The Physicality of Glass
What the first moments of wearing Google Glass feels like - And how it’s helping some people to hear again.
Something I hadn’t realized about Google Glass until I picked mine up today is the physicality of the fitting. The folks at Google want your Glass to fit right, of course. They don’t want you walking around looking like the nutty professor, sure, but it also aids somewhat with the usability of Glass to ensure it fits you properly.

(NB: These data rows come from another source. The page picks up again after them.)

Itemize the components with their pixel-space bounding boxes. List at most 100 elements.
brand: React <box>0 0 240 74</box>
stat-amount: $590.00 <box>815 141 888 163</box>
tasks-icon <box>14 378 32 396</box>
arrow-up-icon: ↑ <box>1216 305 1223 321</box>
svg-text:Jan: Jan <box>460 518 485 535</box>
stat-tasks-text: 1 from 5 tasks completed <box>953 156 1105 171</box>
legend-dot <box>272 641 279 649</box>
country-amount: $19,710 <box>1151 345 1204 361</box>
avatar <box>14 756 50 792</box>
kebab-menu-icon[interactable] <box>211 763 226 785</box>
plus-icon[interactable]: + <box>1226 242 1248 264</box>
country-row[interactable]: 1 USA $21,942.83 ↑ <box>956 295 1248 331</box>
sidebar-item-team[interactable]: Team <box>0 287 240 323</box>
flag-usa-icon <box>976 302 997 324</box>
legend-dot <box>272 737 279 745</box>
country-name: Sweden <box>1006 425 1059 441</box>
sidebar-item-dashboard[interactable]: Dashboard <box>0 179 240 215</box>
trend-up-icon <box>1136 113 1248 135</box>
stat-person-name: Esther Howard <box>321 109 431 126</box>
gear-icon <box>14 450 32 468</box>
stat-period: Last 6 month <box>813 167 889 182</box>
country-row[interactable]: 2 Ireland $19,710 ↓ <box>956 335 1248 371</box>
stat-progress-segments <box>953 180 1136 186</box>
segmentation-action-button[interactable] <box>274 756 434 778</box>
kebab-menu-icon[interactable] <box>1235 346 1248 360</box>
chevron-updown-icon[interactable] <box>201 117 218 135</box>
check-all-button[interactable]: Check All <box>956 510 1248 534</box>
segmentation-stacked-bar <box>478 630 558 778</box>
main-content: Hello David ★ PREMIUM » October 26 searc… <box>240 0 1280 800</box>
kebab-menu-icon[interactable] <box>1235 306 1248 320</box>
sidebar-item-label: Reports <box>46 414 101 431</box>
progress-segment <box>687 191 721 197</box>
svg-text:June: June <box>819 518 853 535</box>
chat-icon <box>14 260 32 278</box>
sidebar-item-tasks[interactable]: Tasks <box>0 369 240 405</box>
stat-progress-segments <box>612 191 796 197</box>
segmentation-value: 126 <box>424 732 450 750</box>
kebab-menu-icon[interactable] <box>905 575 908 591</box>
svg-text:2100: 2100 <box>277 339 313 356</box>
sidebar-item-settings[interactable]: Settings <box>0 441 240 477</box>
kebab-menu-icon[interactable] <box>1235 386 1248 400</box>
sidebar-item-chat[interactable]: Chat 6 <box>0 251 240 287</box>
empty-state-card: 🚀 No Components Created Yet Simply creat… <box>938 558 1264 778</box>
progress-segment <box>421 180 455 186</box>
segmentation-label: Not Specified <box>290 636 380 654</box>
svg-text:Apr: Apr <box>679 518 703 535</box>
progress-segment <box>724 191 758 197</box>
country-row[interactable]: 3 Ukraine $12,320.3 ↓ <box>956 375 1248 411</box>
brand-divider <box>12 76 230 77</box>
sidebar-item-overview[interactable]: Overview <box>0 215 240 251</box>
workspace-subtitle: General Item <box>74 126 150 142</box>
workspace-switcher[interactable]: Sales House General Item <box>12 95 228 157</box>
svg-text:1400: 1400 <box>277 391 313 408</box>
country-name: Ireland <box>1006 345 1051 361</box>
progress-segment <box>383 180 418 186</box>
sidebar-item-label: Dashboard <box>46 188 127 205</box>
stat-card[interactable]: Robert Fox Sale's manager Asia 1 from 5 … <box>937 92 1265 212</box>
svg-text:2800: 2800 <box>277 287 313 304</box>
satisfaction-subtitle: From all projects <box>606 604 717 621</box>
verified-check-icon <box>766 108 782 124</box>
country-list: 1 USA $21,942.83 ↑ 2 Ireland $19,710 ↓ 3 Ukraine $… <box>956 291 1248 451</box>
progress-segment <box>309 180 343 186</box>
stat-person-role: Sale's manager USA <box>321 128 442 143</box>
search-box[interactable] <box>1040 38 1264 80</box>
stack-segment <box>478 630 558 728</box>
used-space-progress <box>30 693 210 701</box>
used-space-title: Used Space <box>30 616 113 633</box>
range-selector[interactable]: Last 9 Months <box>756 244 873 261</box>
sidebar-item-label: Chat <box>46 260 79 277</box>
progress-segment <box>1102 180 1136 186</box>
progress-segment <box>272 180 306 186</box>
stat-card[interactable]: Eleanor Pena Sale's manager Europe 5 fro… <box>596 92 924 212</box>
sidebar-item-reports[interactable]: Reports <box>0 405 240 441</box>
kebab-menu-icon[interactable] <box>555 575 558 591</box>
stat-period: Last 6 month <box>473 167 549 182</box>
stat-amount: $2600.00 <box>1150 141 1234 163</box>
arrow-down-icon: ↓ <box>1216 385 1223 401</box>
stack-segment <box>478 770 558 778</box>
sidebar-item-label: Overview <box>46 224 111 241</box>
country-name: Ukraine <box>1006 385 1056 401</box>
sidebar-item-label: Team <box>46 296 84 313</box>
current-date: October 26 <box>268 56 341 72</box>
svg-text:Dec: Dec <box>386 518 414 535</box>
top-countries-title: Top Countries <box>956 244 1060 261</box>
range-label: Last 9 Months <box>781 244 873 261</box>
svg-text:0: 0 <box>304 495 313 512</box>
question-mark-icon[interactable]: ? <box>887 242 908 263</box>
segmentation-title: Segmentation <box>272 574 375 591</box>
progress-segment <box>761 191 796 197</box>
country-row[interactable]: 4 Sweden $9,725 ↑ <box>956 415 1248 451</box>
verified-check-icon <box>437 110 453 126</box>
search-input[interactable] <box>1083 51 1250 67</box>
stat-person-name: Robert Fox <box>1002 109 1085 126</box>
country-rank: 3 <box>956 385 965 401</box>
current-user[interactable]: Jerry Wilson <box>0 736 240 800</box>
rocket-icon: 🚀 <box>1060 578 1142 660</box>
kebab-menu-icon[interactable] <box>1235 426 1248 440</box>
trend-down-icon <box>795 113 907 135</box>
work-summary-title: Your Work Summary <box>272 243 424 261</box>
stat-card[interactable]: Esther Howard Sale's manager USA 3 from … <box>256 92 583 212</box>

So it took about 20 minutes to fit mine properly. And for a good part of that time,I had two (very nice,helpful) employees fussing and tinkering with Glass to refine my fit. This isn’t an issue you experience, of course, picking up an iPhone, a tablet, a laptop. It’s much more personal. A person’s facial structure affects Glass, just like it would another pair of glasses, sure, but some adjustment is also necessary to ensure proper screen placement. You notice that one of your ears is lower than the other, so you have to twist Glass’s titanium frame this way and that to compensate for it. You’re reminded that your nose is a little larger (in my case), when you have to adjust the nose clips to fit you. An iPhone, you pick up. Glass, yes, it seems obvious, but you wear it. And you feel that.
Of course, presently, Glass’s form factor weighs somewhat heavily on the right-hand side. It’s not as heavy as you might think, but it’s enough that I’m sure it contributes to some difficulty in balancing it on your face. No doubt, future versions will be sleeker, lighter, easier to wear and balance.

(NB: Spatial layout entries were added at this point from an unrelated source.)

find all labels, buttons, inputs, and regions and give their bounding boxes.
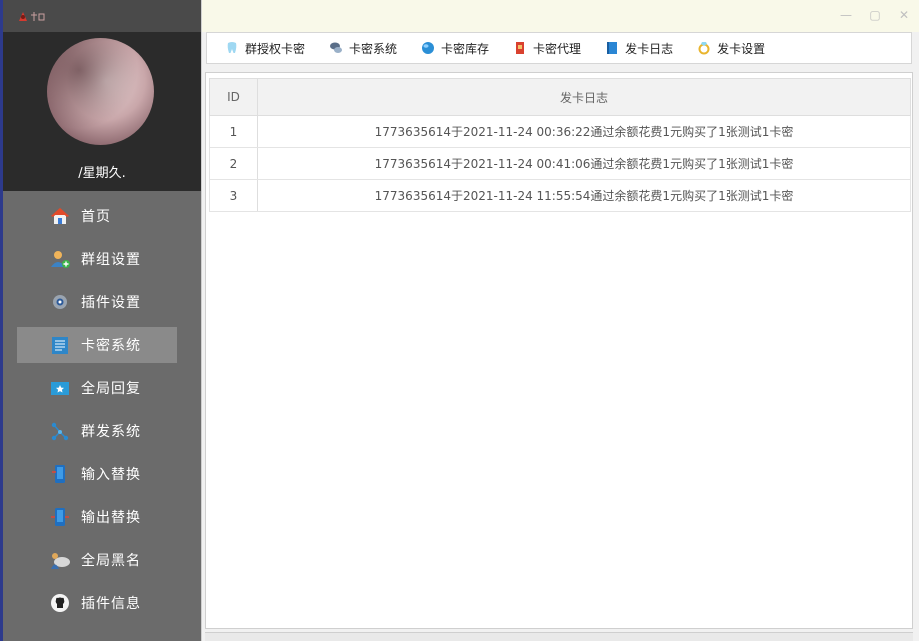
tab-card-stock[interactable]: 卡密库存 <box>415 33 495 63</box>
close-button[interactable]: ✕ <box>897 8 911 22</box>
globe-icon <box>421 41 435 55</box>
sidebar-item-global-reply[interactable]: 全局回复 <box>17 370 177 406</box>
table-header: ID 发卡日志 <box>209 78 911 116</box>
table-row[interactable]: 2 1773635614于2021-11-24 00:41:06通过余额花费1元… <box>209 148 911 180</box>
github-icon <box>49 592 71 614</box>
title-bar: — ▢ ✕ <box>202 0 919 32</box>
cloud-user-icon <box>49 549 71 571</box>
tab-label: 发卡日志 <box>625 41 674 56</box>
sidebar-item-label: 全局回复 <box>81 381 141 397</box>
ring-icon <box>697 41 711 55</box>
group-add-icon <box>49 248 71 270</box>
sidebar-item-group-settings[interactable]: 群组设置 <box>17 241 177 277</box>
tab-group-auth-card[interactable]: 群授权卡密 <box>219 33 311 63</box>
profile-card: /星期久. <box>3 32 201 191</box>
tab-card-log[interactable]: 发卡日志 <box>599 33 679 63</box>
red-card-icon <box>513 41 527 55</box>
sidebar-item-label: 插件信息 <box>81 596 141 612</box>
sidebar-item-plugin-settings[interactable]: 插件设置 <box>17 284 177 320</box>
sidebar-item-card-system[interactable]: 卡密系统 <box>17 327 177 363</box>
sidebar-item-home[interactable]: 首页 <box>17 198 177 234</box>
main-area: — ▢ ✕ 群授权卡密 卡密系统 卡密库存 卡密代理 发卡日志 发卡设置 ID … <box>201 0 919 641</box>
log-table: ID 发卡日志 1 1773635614于2021-11-24 00:36:22… <box>209 78 911 212</box>
sidebar-item-plugin-info[interactable]: 插件信息 <box>17 585 177 621</box>
tooth-icon <box>225 41 239 55</box>
minimize-button[interactable]: — <box>839 8 853 22</box>
share-nodes-icon <box>49 420 71 442</box>
cell-id: 2 <box>210 148 258 179</box>
sidebar-item-output-replace[interactable]: 输出替换 <box>17 499 177 535</box>
cell-log: 1773635614于2021-11-24 00:41:06通过余额花费1元购买… <box>374 157 794 171</box>
sidebar-item-input-replace[interactable]: 输入替换 <box>17 456 177 492</box>
avatar[interactable] <box>47 38 154 145</box>
log-panel: ID 发卡日志 1 1773635614于2021-11-24 00:36:22… <box>205 72 913 629</box>
sidebar-item-broadcast[interactable]: 群发系统 <box>17 413 177 449</box>
username: /星期久. <box>78 166 126 181</box>
cell-log: 1773635614于2021-11-24 11:55:54通过余额花费1元购买… <box>374 189 794 203</box>
sidebar-item-global-blacklist[interactable]: 全局黑名 <box>17 542 177 578</box>
tab-card-agent[interactable]: 卡密代理 <box>507 33 587 63</box>
phone-input-icon <box>49 463 71 485</box>
cell-log: 1773635614于2021-11-24 00:36:22通过余额花费1元购买… <box>374 125 794 139</box>
sidebar-item-label: 全局黑名 <box>81 553 141 569</box>
maximize-button[interactable]: ▢ <box>868 8 882 22</box>
column-header-id[interactable]: ID <box>210 79 258 115</box>
document-icon <box>49 334 71 356</box>
tab-label: 卡密系统 <box>349 41 398 56</box>
gear-icon <box>49 291 71 313</box>
sidebar-item-label: 插件设置 <box>81 295 141 311</box>
tab-label: 群授权卡密 <box>245 41 306 56</box>
sidebar-item-label: 卡密系统 <box>81 338 141 354</box>
sidebar-nav: 首页 群组设置 插件设置 卡密系统 全局回复 群发系统 输入替换 输出替换 全局… <box>17 198 177 628</box>
sidebar: /星期久. 首页 群组设置 插件设置 卡密系统 全局回复 群发系统 输入替换 输… <box>0 0 201 641</box>
sidebar-item-label: 首页 <box>81 209 111 225</box>
sidebar-item-label: 输入替换 <box>81 467 141 483</box>
blue-book-icon <box>605 41 619 55</box>
star-mail-icon <box>49 377 71 399</box>
home-icon <box>49 205 71 227</box>
sidebar-item-label: 群组设置 <box>81 252 141 268</box>
sidebar-header <box>3 0 201 32</box>
app-logo-icon <box>19 12 45 21</box>
sidebar-item-label: 输出替换 <box>81 510 141 526</box>
tab-label: 发卡设置 <box>717 41 766 56</box>
tab-label: 卡密代理 <box>533 41 582 56</box>
column-header-log[interactable]: 发卡日志 <box>258 79 910 115</box>
chat-bubbles-icon <box>329 41 343 55</box>
sidebar-item-label: 群发系统 <box>81 424 141 440</box>
table-row[interactable]: 3 1773635614于2021-11-24 11:55:54通过余额花费1元… <box>209 180 911 212</box>
tab-bar: 群授权卡密 卡密系统 卡密库存 卡密代理 发卡日志 发卡设置 <box>206 32 912 64</box>
cell-id: 3 <box>210 180 258 211</box>
tab-card-settings[interactable]: 发卡设置 <box>691 33 771 63</box>
phone-output-icon <box>49 506 71 528</box>
status-strip <box>205 632 913 641</box>
cell-id: 1 <box>210 116 258 147</box>
tab-card-system[interactable]: 卡密系统 <box>323 33 403 63</box>
tab-label: 卡密库存 <box>441 41 490 56</box>
table-row[interactable]: 1 1773635614于2021-11-24 00:36:22通过余额花费1元… <box>209 116 911 148</box>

Now, for something much more fascinating. Apparently, some people being fitted for Glass are hearing for the first time in their right ear. The Glass employee who fitted me (that’s her above) said some people who had become deaf in their right ears are now finding they can hear Google Glass on that side of their heads. How is that? Well, that thicker, right-hand side section of Glass it fitted with a “bone conduction transducer” - in other words, a speaker which transmits sound through the bone behind your ear. Since it doesn't cover your ear at all, Glass does this without blocking the environmental noise around you - avoiding a potential safety issue. (It may make wearing Glass while cycling or driving less dangerous than wearing headphones. Though glancing at the screen could obviously be a dangerous distraction, at least it’s near your line of sight.) Now, imagine the surprise and delight of those now able to hear in their right ear - at least via Glass. It’s another element that makes wearing Glass an extraordinary physical experience. One which reminds you that this technology is getting closer to us as human beings than ever before.

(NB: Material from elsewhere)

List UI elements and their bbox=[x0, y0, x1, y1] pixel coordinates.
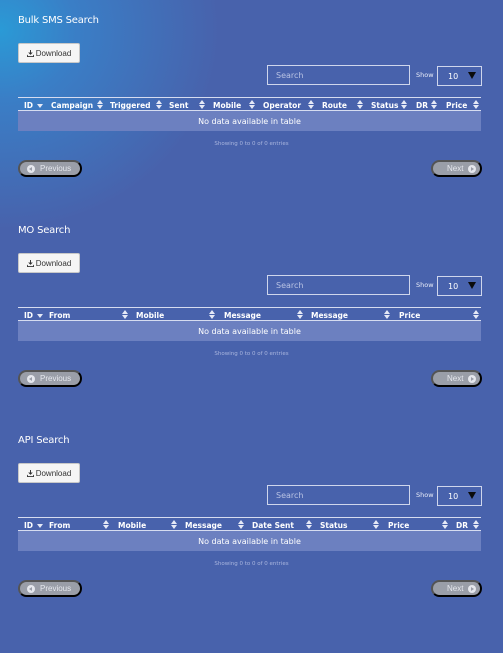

You can engage with Glass physically in other ways, too. You can tilt your head back 30 degrees to turn it on, a setting which is adjustable, thankfully. But I prefer just to tap the touchpad, a gesture which is much more unobtrusive - and prevents people around you from wondering if you have a crick in your neck or are suffering a Tourettic attack.
Aside from its physicality, Glass is personal in other ways, too. It’s connected directly to your Google account, so it’s permanently accessing your personal information - and ever contributing to the ever-growing digital archive, which comprises your life.
For now, Glass has a physical affect upon others, as well: As I was walking around lower Manhattan, a few people stopped in their tracks (quite literally), when they saw me wearing it. One girl not so subtly sidled up to me to take a photo with her iPhone. So, the corresponding physical response for me is to feel not a little self conscious. I won’t be wearing Glass all the time, and I won’t be taking selfies in the shower like Mr. Scoble. But if Glass and other similar wearable devices really take off (and inevitably they will), I’m sure we’ll look back on the current fascination (and sometimes fear) of such devices as being rather quaint.